SynthGen Post Processing After image degradation with the segmentation mask annotated

Orchestrator

This step ties everything together, allowing you to easily run the full pipeline. Buildable as a self-contained CLI tool, allowing you to easily install and run the system on personal computers or cloud instances. Each step has caching allowing you to adjust various settings and only rerun the necessary steps.

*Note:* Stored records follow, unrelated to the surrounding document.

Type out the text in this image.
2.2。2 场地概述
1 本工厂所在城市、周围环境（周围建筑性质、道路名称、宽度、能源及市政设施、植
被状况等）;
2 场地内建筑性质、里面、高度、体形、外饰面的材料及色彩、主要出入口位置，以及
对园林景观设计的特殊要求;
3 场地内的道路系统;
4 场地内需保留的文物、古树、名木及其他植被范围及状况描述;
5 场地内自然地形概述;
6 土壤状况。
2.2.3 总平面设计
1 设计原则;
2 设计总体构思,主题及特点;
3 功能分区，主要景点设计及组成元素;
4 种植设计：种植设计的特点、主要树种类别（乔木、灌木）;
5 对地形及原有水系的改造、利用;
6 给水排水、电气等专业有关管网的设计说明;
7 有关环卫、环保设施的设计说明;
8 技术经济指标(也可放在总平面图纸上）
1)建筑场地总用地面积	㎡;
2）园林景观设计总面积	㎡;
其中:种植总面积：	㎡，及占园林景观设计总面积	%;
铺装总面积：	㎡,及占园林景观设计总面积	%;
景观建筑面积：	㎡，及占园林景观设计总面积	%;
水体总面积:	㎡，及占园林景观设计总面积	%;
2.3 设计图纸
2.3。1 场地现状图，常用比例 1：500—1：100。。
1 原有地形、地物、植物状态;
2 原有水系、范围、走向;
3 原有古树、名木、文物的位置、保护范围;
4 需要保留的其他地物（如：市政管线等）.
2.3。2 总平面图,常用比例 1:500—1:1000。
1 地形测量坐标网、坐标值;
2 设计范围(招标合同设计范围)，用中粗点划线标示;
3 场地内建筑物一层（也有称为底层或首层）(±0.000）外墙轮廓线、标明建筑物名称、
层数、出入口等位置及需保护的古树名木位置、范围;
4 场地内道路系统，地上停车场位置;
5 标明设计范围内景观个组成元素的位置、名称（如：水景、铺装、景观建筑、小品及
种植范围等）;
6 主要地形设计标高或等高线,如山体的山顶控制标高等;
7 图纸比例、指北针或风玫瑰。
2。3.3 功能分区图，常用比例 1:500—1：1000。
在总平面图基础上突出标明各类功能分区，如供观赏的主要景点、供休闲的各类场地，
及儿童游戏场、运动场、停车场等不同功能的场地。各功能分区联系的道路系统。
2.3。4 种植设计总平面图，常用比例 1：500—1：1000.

synthgen run forest_patrol --seed 1 --count 10 --editor

synthgen run --all --seed 1 --count 30 --only postprocess --force postprocess -j 16 --stagger 2

Future Improvements

A few core improvements I would make.

  • Support animations. Currently the system only supports static scenes. Allow cameras to have paths defined in their configs and allow actors to have simple animations and movement behaviors.
  • Add IR sensor support. Create custom materials that either accurately attempt to simulate their thermal properties, or at least create materials to paint in simulated IR signatures.
    • This would be a much bigger technical challenge to get working accurately under all the various lighting conditions and seasons.
  • Add in more different scene objects. Things such as SAM sites, flowering meadows, rivers, power lines, etc.
  • Add in more foliage variety. Currently the foliage system has one general look. Extending the foliage system to support more variety and biomes would add a lot more visual variety.
  • Add in cloud shadows
  • Add more environments, such as cities, deserts, beaches, etc.
  • Explore various other ways to build config JSONs.

Training

While not originally part of my project spec, I wanted to do a quick test for my own curiosity. I fine-tuned a YOLOv8 model on a dataset of ~3000 images. Here are some results.